Jetzt hauen wir zwei riesen Steaks auf den Grill!

Der Kea lebt in den Gebirgen der Südinsel Neuseelands, den neuseelaendischen Alpen.
In den Wintermonaten, wenn in den Bergen die Nahrung knapp wird, treibt
es die Vögel ins Flachland. Er ist einer der wenigen Papageien, die
außerhalb der Tropen sogar im Schnee leben können.
Bei neuseeländischen Farmern kam er in Verruf und wurde von diesen verfolgt, weil er tote Schafe anfraß. Keas wurden aber auch dabei beobachtet, wie sie lebenden
Schafen die Haut aufrissen und Fett aus der Nierengegend fraßen, was
ihnen schnell den Ruf eines „Schafsmörders" einbrachte.
Der Kea ist besonders neugierig und verspielt. Das „Untersuchen" von
Gegenständen, die von Touristen mitgebracht und unbewacht liegen
gelassen wurden, geht häufig nicht ohne Beschädigung aus. Besonders
gefährdet in dieser Hinsicht sind geparkte Autos, bei denen unter
anderem Dichtungsgummis an Türen und Fenstern und der Lack durch
Bearbeitung mit den kräftigen Schnäbeln Schaden erleiden. Vor allem die
Jungtiere finden daran großen Gefallen.
Keas gelten als sehr intelligente Vögel.
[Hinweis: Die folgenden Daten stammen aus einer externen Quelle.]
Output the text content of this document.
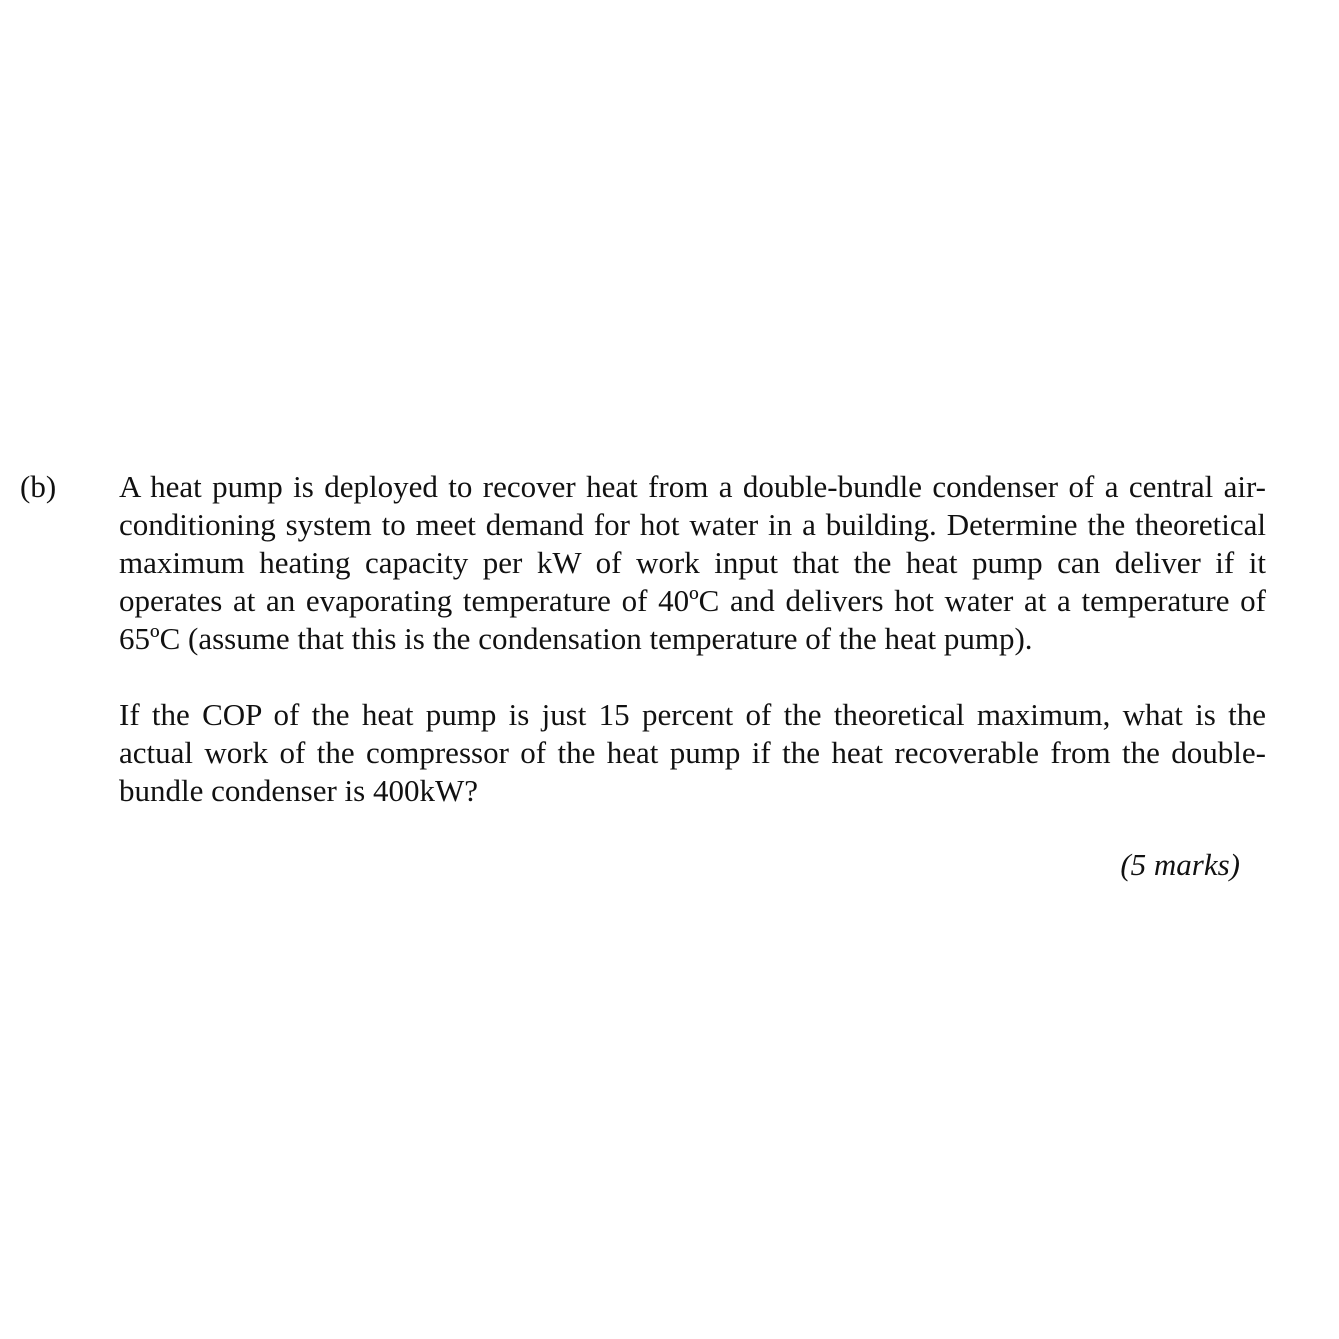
(b) A heat pump is deployed to recover heat from a double-bundle condenser of a central air-conditioning system to meet demand for hot water in a building. Determine the theoretical maximum heating capacity per kW of work input that the heat pump can deliver if it operates at an evaporating temperature of 40ºC and delivers hot water at a temperature of 65ºC (assume that this is the condensation temperature of the heat pump).

If the COP of the heat pump is just 15 percent of the theoretical maximum, what is the actual work of the compressor of the heat pump if the heat recoverable from the double-bundle condenser is 400kW?

(5 marks)
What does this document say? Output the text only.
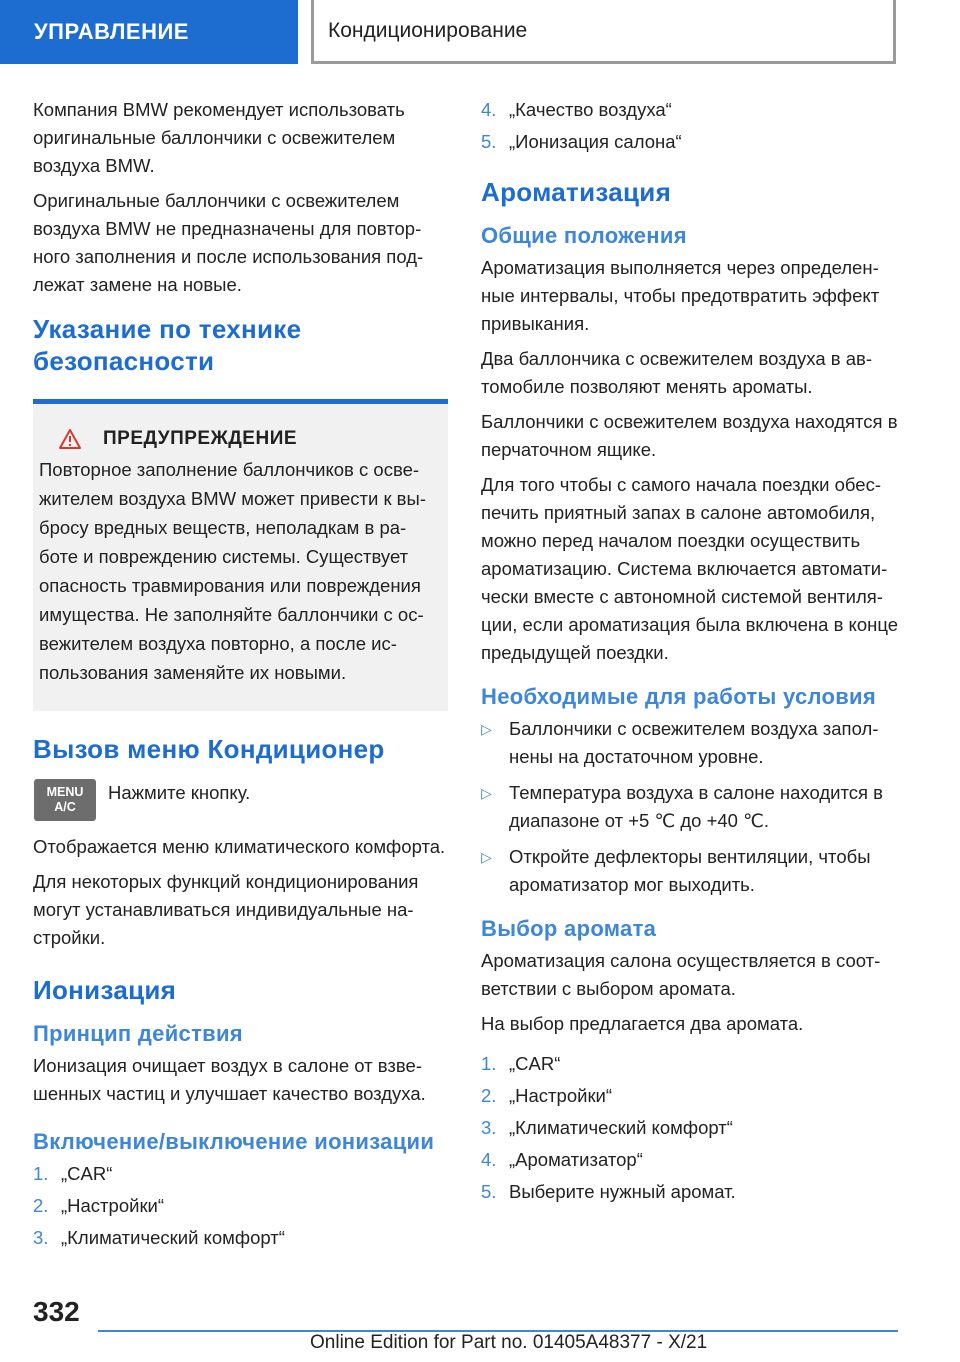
УПРАВЛЕНИЕ	Кондиционирование

Компания BMW рекомендует использовать оригинальные баллончики с освежителем воздуха BMW.

Оригинальные баллончики с освежителем воздуха BMW не предназначены для повторного заполнения и после использования подлежат замене на новые.

Указание по технике безопасности
ПРЕДУПРЕЖДЕНИЕ
Повторное заполнение баллончиков с освежителем воздуха BMW может привести к выбросу вредных веществ, неполадкам в работе и повреждению системы. Существует опасность травмирования или повреждения имущества. Не заполняйте баллончики с освежителем воздуха повторно, а после использования заменяйте их новыми.
Вызов меню Кондиционер
MENU
A/C
Нажмите кнопку.

Отображается меню климатического комфорта.

Для некоторых функций кондиционирования могут устанавливаться индивидуальные настройки.

Ионизация
Принцип действия

Ионизация очищает воздух в салоне от взвешенных частиц и улучшает качество воздуха.

Включение/выключение ионизации
1. „CAR“
2. „Настройки“
3. „Климатический комфорт“
4. „Качество воздуха“
5. „Ионизация салона“
Ароматизация
Общие положения

Ароматизация выполняется через определенные интервалы, чтобы предотвратить эффект привыкания.

Два баллончика с освежителем воздуха в автомобиле позволяют менять ароматы.

Баллончики с освежителем воздуха находятся в перчаточном ящике.

Для того чтобы с самого начала поездки обеспечить приятный запах в салоне автомобиля, можно перед началом поездки осуществить ароматизацию. Система включается автоматически вместе с автономной системой вентиляции, если ароматизация была включена в конце предыдущей поездки.

Необходимые для работы условия
▷ Баллончики с освежителем воздуха заполнены на достаточном уровне.
▷ Температура воздуха в салоне находится в диапазоне от +5 ℃ до +40 ℃.
▷ Откройте дефлекторы вентиляции, чтобы ароматизатор мог выходить.
Выбор аромата

Ароматизация салона осуществляется в соответствии с выбором аромата.

На выбор предлагается два аромата.

1. „CAR“
2. „Настройки“
3. „Климатический комфорт“
4. „Ароматизатор“
5. Выберите нужный аромат.
332
Online Edition for Part no. 01405A48377 - X/21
Sie sind in der Lage,
Werkzeuge zu nutzen und haben ein sehr gutes technisches Verständnis.
Das Öffnen von versperrten Mülltonnen beispielsweise gelingt ihnen
problemlos.

Der 15 Kilometer lange Fjord ist die wichtigste Touristenattraktion des Fiordland Nationalpark im Südwesten der Insel und gehört somit auch zum Weltnaturerbe der UNESCO.
Der Fjord entstand durch die Gletscherbewegungen der Eiszeiten. Der Milford Sound erstreckt sich 15 Kilometer von der Tasmanischen See ins Land und wird von bis zu 1200 Meter hohen Felswänden umgeben. Die höchste Erhebung ist der Mitre Peak (Bischofshut) mit 1692 Metern.
Durch Steigungsregen an den direkt anschließenden neuseelaendischen Alpen gehört der Milford Sound zu den regenreichsten Gebieten der Erde. Jährlich fallen hier 8000 mm Niederschlag.
Jeder Regenfall schafft Dutzende vorübergehende Wasserfälle an den
umgebenden Steilhängen, von denen einige eine Länge von 1000 Metern
erreichen. Jedoch kann das Regenwasser das Abrutschen von Teilen des
Regenwalds verursachen. Im Wasser leben Robben, Pinguine und Delfine.
Der Kaeptaen macht sich einen Spass daraus die Touristen zu duschen und faehrt mit Boot ganz dicht an die Wand, unter einen Wasserfall.